Sierra Madre singletrack above warm Pacific surf, tacos on a cobbled plaza — genuinely Mexican, yet easy to school in.
Family life lived between jungle-clad Sierra Madre peaks and warm Pacific surf, where the day ends with tacos on a cobbled plaza and a mariachi drifting up from the malecón.
Puerto Vallarta and the Riviera Nayarit are culturally saturated and genuinely Mexican, yet cosmopolitan enough to school a teenager well and put a mountain-bike trail and a surf break within twenty minutes of the door. It's the pick over the flat Yucatán for exactly that — real mountains off the coast.
The compromises are heat and storm season from June, the usual Mexico safety caution, and — like most of the shortlist — no local rowing club.
Mid-shortlist cost for a real mountains-and-surf combination. No direct UK flights adds transit and cost.
About US$4,400/month income over 6 months, or ~US$74k savings; add ~10–15% for dependants. Up to 4 years, then permanent. Confirm with a specialist.
Residency follows your centre of vital interests; residents are taxed on worldwide income, with a UK treaty. Structure pensions and remote work carefully.
English-speaking, often US/UK-trained doctors in PV (San Javier, CMQ); Guadalajara for the most complex. GP ~£25–40; family cover ~£2–4k/year.
Nov–May is the glorious dry season; summer is hot, humid and storm-prone. Banderas Bay is relatively sheltered, but factor hurricane season honestly.
Jalisco and Nayarit are a coastal-food heartland — pescado zarandeado grilled whole, shrimp aguachile and ceviche, birria, tortas ahogadas, and Sayulita's legendary fish tacos.
Daily life orbits the mercado municipal and street tianguis for produce and fresh tortillerías. Eating out is cheap, social and excellent — a family taco dinner for a few pounds, or elevated coastal dining in PV's Zona Romántica.
Pescado zarandeado, aguachile, birria and street tacos.
Mercado municipal and tianguis; fresh tortillerías.
Zona Romántica's cosmopolitan café and dining scene.
Spanish comes first, though English is widely used in PV's expat zones, so immersion is real but gentle. It's culturally alive year-round — mariachi was born in Jalisco — with Day of the Dead, Virgin of Guadalupe processions and Semana Santa on the calendar.
The Nayarit villages of San Pancho and Sayulita add a bohemian, surf-arts flavour, while PV keeps art walks and a sculpture-lined malecón. Off the beachfront it's genuine plaza life, not a manufactured resort culture.
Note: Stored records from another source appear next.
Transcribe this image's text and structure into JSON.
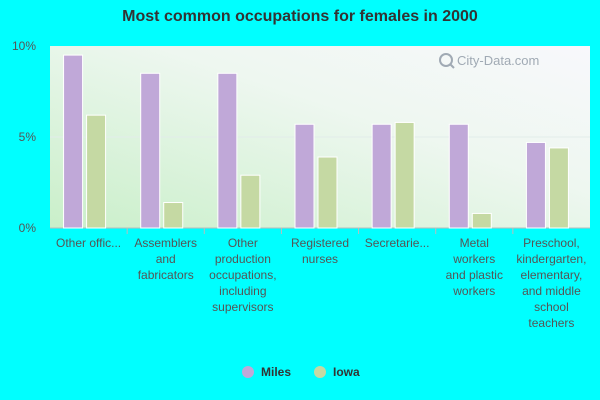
{
  "chart_data": {
    "type": "bar",
    "title": "Most common occupations for females in 2000",
    "categories": [
      [
        "Other offic..."
      ],
      [
        "Assemblers",
        "and",
        "fabricators"
      ],
      [
        "Other",
        "production",
        "occupations,",
        "including",
        "supervisors"
      ],
      [
        "Registered",
        "nurses"
      ],
      [
        "Secretarie..."
      ],
      [
        "Metal",
        "workers",
        "and plastic",
        "workers"
      ],
      [
        "Preschool,",
        "kindergarten,",
        "elementary,",
        "and middle",
        "school",
        "teachers"
      ]
    ],
    "series": [
      {
        "name": "Miles",
        "color": "#c0a8d8",
        "values": [
          9.5,
          8.5,
          8.5,
          5.7,
          5.7,
          5.7,
          4.7
        ]
      },
      {
        "name": "Iowa",
        "color": "#c5d9a3",
        "values": [
          6.2,
          1.4,
          2.9,
          3.9,
          5.8,
          0.8,
          4.4
        ]
      }
    ],
    "yticks": [
      "0%",
      "5%",
      "10%"
    ],
    "ylim": [
      0,
      10
    ],
    "legend_position": "bottom-center",
    "watermark": "City-Data.com",
    "grid": true
  }
}
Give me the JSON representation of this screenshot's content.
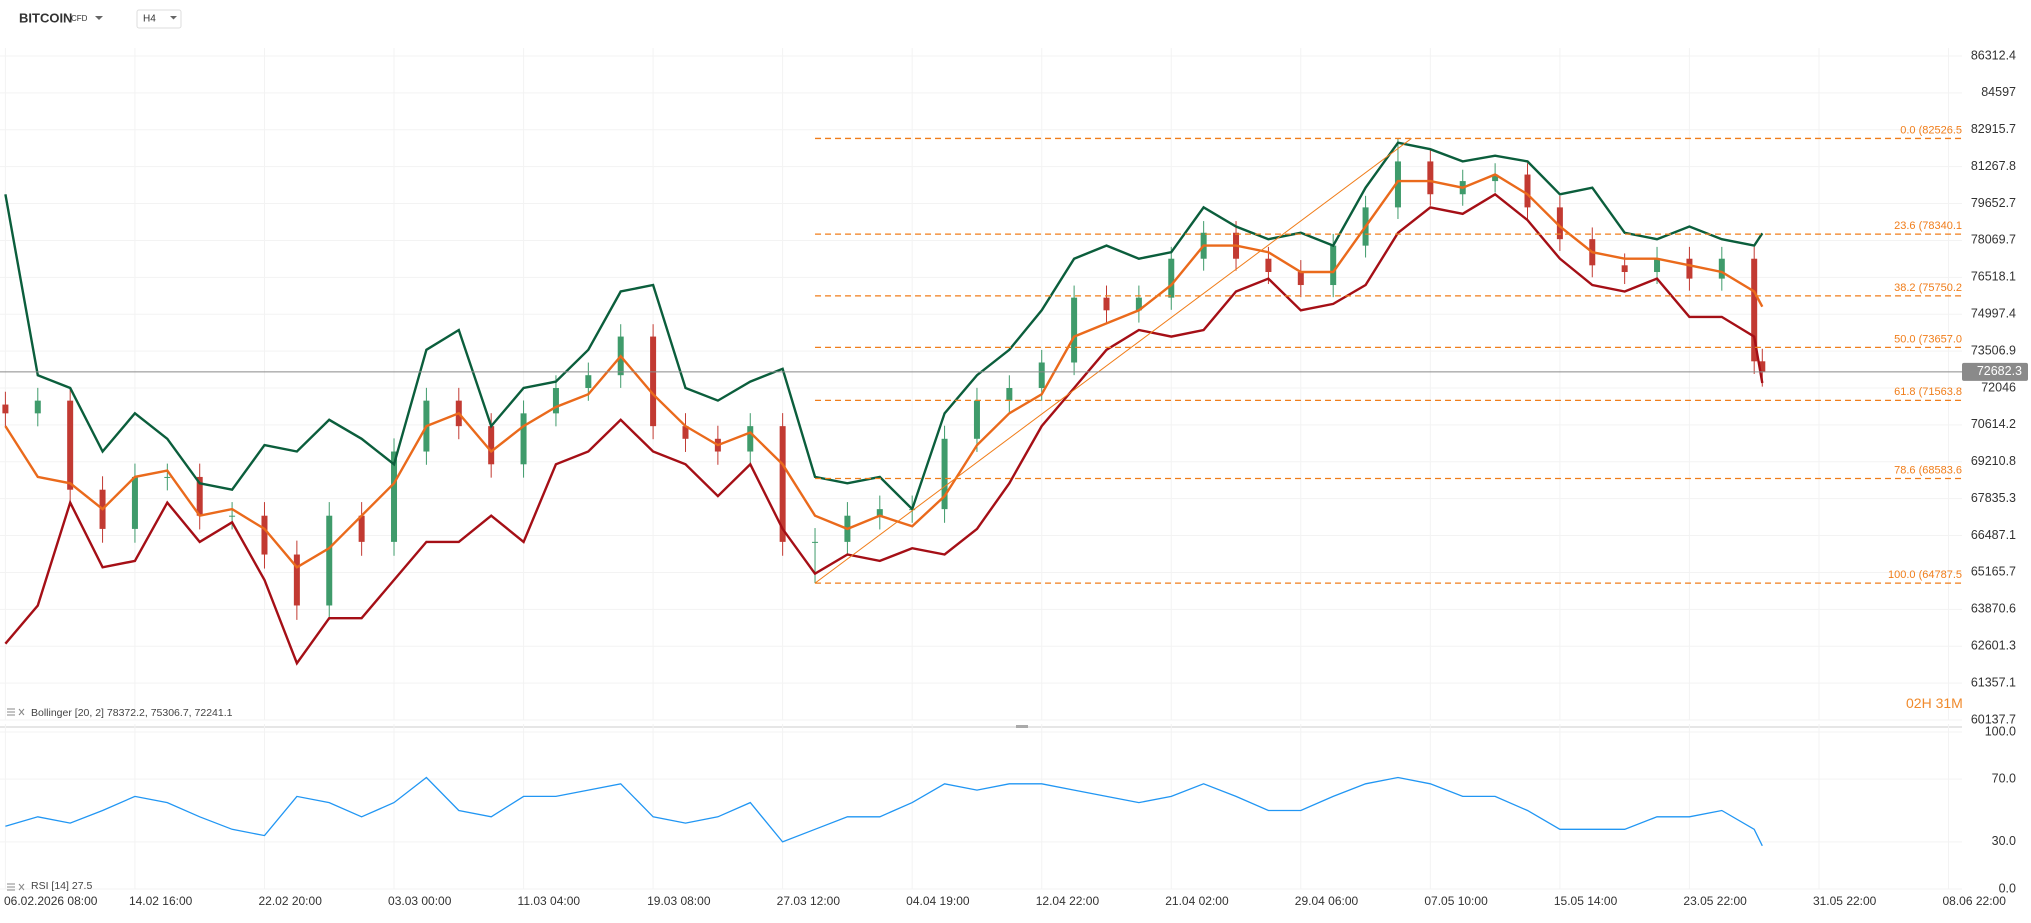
{
  "header": {
    "symbol": "BITCOIN",
    "instrument": "CFD",
    "timeframe": "H4"
  },
  "chart_data": [
    {
      "type": "candlestick",
      "log_scale": true,
      "grid": true,
      "ylim": [
        60137.7,
        86312.4
      ],
      "yticks": [
        86312.4,
        84597.0,
        82915.7,
        81267.8,
        79652.7,
        78069.7,
        76518.1,
        74997.4,
        73506.9,
        72046.0,
        70614.2,
        69210.8,
        67835.3,
        66487.1,
        65165.7,
        63870.6,
        62601.3,
        61357.1,
        60137.7
      ],
      "xlim": [
        -2,
        725
      ],
      "x": [
        0,
        12,
        24,
        36,
        48,
        60,
        72,
        84,
        96,
        108,
        120,
        132,
        144,
        156,
        168,
        180,
        192,
        204,
        216,
        228,
        240,
        252,
        264,
        276,
        288,
        300,
        312,
        324,
        336,
        348,
        360,
        372,
        384,
        396,
        408,
        420,
        432,
        444,
        456,
        468,
        480,
        492,
        504,
        516,
        528,
        540,
        552,
        564,
        576,
        588,
        600,
        612,
        624,
        636,
        648,
        651
      ],
      "up_color": "#3f9b6b",
      "down_color": "#c23a32",
      "candles": {
        "open": [
          71400,
          71059,
          71552,
          68167,
          66728,
          68642,
          68642,
          67209,
          67209,
          65804,
          64005,
          67209,
          66259,
          69598,
          71552,
          70566,
          69116,
          71059,
          72046,
          72550,
          74091,
          70566,
          70082,
          69598,
          70566,
          66259,
          66259,
          67209,
          67450,
          67450,
          70082,
          71552,
          72046,
          73053,
          75677,
          75157,
          75677,
          77297,
          78397,
          77297,
          76740,
          76198,
          77849,
          79487,
          81500,
          80057,
          80633,
          80920,
          79487,
          78124,
          77020,
          76740,
          77297,
          76465,
          77297,
          73100
        ],
        "high": [
          71900,
          72052,
          72052,
          68667,
          69142,
          69142,
          69142,
          67709,
          67709,
          66304,
          67709,
          67709,
          70098,
          72052,
          72052,
          71066,
          71559,
          72546,
          73050,
          74591,
          74591,
          71066,
          70582,
          71066,
          71066,
          66759,
          67709,
          67950,
          67950,
          70582,
          72052,
          72546,
          73553,
          76177,
          76177,
          76177,
          77797,
          78897,
          78897,
          77797,
          77240,
          78349,
          79987,
          82526.5,
          82000,
          81133,
          81420,
          81420,
          79987,
          78624,
          77520,
          77797,
          77797,
          77797,
          77797,
          73600
        ],
        "low": [
          70559,
          70559,
          67667,
          66228,
          66228,
          68142,
          66709,
          66709,
          65304,
          63505,
          63505,
          65759,
          65759,
          69098,
          70066,
          68616,
          68616,
          70559,
          71546,
          72050,
          70066,
          69582,
          69098,
          69098,
          65759,
          64787.5,
          65759,
          66709,
          66950,
          66950,
          69582,
          71052,
          71546,
          72553,
          74657,
          74657,
          75177,
          76797,
          76797,
          76240,
          75698,
          75698,
          77349,
          78987,
          79557,
          79557,
          80133,
          78987,
          77624,
          76520,
          76240,
          76240,
          75965,
          75965,
          72600,
          72100
        ],
        "close": [
          71059,
          71552,
          68167,
          66728,
          68642,
          68642,
          67209,
          67209,
          65804,
          64005,
          67209,
          66259,
          69598,
          71552,
          70566,
          69116,
          71059,
          72046,
          72550,
          74091,
          70566,
          70082,
          69598,
          70566,
          66259,
          66259,
          67209,
          67450,
          67450,
          70082,
          71552,
          72046,
          73053,
          75677,
          75157,
          75677,
          77297,
          78397,
          77297,
          76740,
          76198,
          77849,
          79487,
          81500,
          80057,
          80633,
          80920,
          79487,
          78124,
          77020,
          76740,
          77297,
          76465,
          77297,
          73100,
          72682.3
        ]
      },
      "last_price_color": "#8a8a8a",
      "indicator": {
        "label": "Bollinger [20, 2]"
      },
      "series": [
        {
          "color": "#0b5e3c",
          "values": [
            80057,
            72550,
            72046,
            69598,
            71059,
            70082,
            68405,
            68167,
            69840,
            69598,
            70811,
            70082,
            69116,
            73560,
            74357,
            70566,
            72046,
            72298,
            73560,
            75932,
            76198,
            72046,
            71552,
            72298,
            72802,
            68642,
            68405,
            68642,
            67450,
            71059,
            72550,
            73560,
            75157,
            77297,
            77849,
            77297,
            77573,
            79487,
            78663,
            78124,
            78397,
            77849,
            80345,
            82336,
            82046,
            81500,
            81756,
            81500,
            80057,
            80345,
            78397,
            78124,
            78663,
            78124,
            77849,
            78372.2
          ]
        },
        {
          "color": "#ea6a1c",
          "values": [
            70566,
            68642,
            68405,
            67450,
            68642,
            68880,
            67209,
            67450,
            66728,
            65348,
            66031,
            67209,
            68405,
            70566,
            71059,
            69598,
            70566,
            71306,
            71799,
            73305,
            71799,
            70566,
            69840,
            70324,
            69116,
            67209,
            66728,
            67209,
            66824,
            67930,
            69840,
            71059,
            71799,
            74091,
            74624,
            75157,
            76198,
            77849,
            77849,
            77573,
            76740,
            76740,
            78663,
            80633,
            80633,
            80345,
            80920,
            80057,
            78663,
            77573,
            77297,
            77297,
            77020,
            76740,
            75932,
            75306.7
          ]
        },
        {
          "color": "#a50f16",
          "values": [
            62688,
            64005,
            67691,
            65348,
            65576,
            67691,
            66259,
            66968,
            64899,
            62024,
            63564,
            63564,
            64899,
            66259,
            66259,
            67209,
            66259,
            69116,
            69598,
            70811,
            69598,
            69116,
            67930,
            69116,
            66728,
            65121,
            65804,
            65576,
            66031,
            65804,
            66728,
            68405,
            70566,
            72046,
            73560,
            74357,
            74091,
            74357,
            75932,
            76465,
            75157,
            75420,
            76198,
            78397,
            79487,
            79212,
            80057,
            78937,
            77297,
            76198,
            75932,
            76465,
            74890,
            74890,
            74091,
            72241.1
          ]
        }
      ],
      "fibonacci": {
        "color": "#f07d1a",
        "anchor_x": [
          300,
          521
        ],
        "levels": [
          {
            "value": 82526.5,
            "label": "0.0 (82526.5"
          },
          {
            "value": 78340.1,
            "label": "23.6 (78340.1"
          },
          {
            "value": 75750.2,
            "label": "38.2 (75750.2"
          },
          {
            "value": 73657.0,
            "label": "50.0 (73657.0"
          },
          {
            "value": 71563.8,
            "label": "61.8 (71563.8"
          },
          {
            "value": 68583.6,
            "label": "78.6 (68583.6"
          },
          {
            "value": 64787.5,
            "label": "100.0 (64787.5"
          }
        ]
      },
      "countdown": "02H 31M"
    },
    {
      "type": "line",
      "indicator": {
        "label": "RSI [14]"
      },
      "grid": true,
      "ylim": [
        0,
        100
      ],
      "yticks": [
        {
          "value": 100,
          "label": "100.0"
        },
        {
          "value": 70,
          "label": "70.0"
        },
        {
          "value": 30,
          "label": "30.0"
        },
        {
          "value": 0,
          "label": "0.0"
        }
      ],
      "xlim": [
        -2,
        725
      ],
      "xticks": [
        {
          "value": 0,
          "label": "06.02.2026 08:00"
        },
        {
          "value": 48,
          "label": "14.02 16:00"
        },
        {
          "value": 96,
          "label": "22.02 20:00"
        },
        {
          "value": 144,
          "label": "03.03 00:00"
        },
        {
          "value": 192,
          "label": "11.03 04:00"
        },
        {
          "value": 240,
          "label": "19.03 08:00"
        },
        {
          "value": 288,
          "label": "27.03 12:00"
        },
        {
          "value": 336,
          "label": "04.04 19:00"
        },
        {
          "value": 384,
          "label": "12.04 22:00"
        },
        {
          "value": 432,
          "label": "21.04 02:00"
        },
        {
          "value": 480,
          "label": "29.04 06:00"
        },
        {
          "value": 528,
          "label": "07.05 10:00"
        },
        {
          "value": 576,
          "label": "15.05 14:00"
        },
        {
          "value": 624,
          "label": "23.05 22:00"
        },
        {
          "value": 672,
          "label": "31.05 22:00"
        },
        {
          "value": 720,
          "label": "08.06 22:00"
        }
      ],
      "x": [
        0,
        12,
        24,
        36,
        48,
        60,
        72,
        84,
        96,
        108,
        120,
        132,
        144,
        156,
        168,
        180,
        192,
        204,
        216,
        228,
        240,
        252,
        264,
        276,
        288,
        300,
        312,
        324,
        336,
        348,
        360,
        372,
        384,
        396,
        408,
        420,
        432,
        444,
        456,
        468,
        480,
        492,
        504,
        516,
        528,
        540,
        552,
        564,
        576,
        588,
        600,
        612,
        624,
        636,
        648,
        651
      ],
      "series": [
        {
          "color": "#2196f3",
          "values": [
            40,
            46,
            42,
            50,
            59,
            55,
            46,
            38,
            34,
            59,
            55,
            46,
            55,
            71,
            50,
            46,
            59,
            59,
            63,
            67,
            46,
            42,
            46,
            55,
            30,
            38,
            46,
            46,
            55,
            67,
            63,
            67,
            67,
            63,
            59,
            55,
            59,
            67,
            59,
            50,
            50,
            59,
            67,
            71,
            67,
            59,
            59,
            50,
            38,
            38,
            38,
            46,
            46,
            50,
            38,
            27.5
          ]
        }
      ]
    }
  ]
}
Spanish first; English common in PV's expat zones.
Mariachi, Día de Muertos, Guadalupe processions.
Warm plaza life with a bohemian surf-village fringe.
Strong — the Sierra Madre rises straight off the coast. Established operators like Xiutla Riders and EcoRide run jungle singletrack tours, with a bike park and mapped trails around Vallarta and more near San Pancho and Sayulita.
No dedicated rowing club in Puerto Vallarta — an honest flag. Mexico's on-water rowing centres on Lake Chapala near Guadalajara (~4 hours) and elite Mexico City, so rowing would mean travel and camps rather than a weekly club.
Strong: surf for learners and improvers at Sayulita, Punta Mita and San Pancho, scuba and snorkelling at Los Arcos and the Marietas Islands, plus SUP, sailing and kite in Banderas Bay.
Whale-watching December to March, hiking and zip-lines, climbing, football and a large, sporty international-teen community.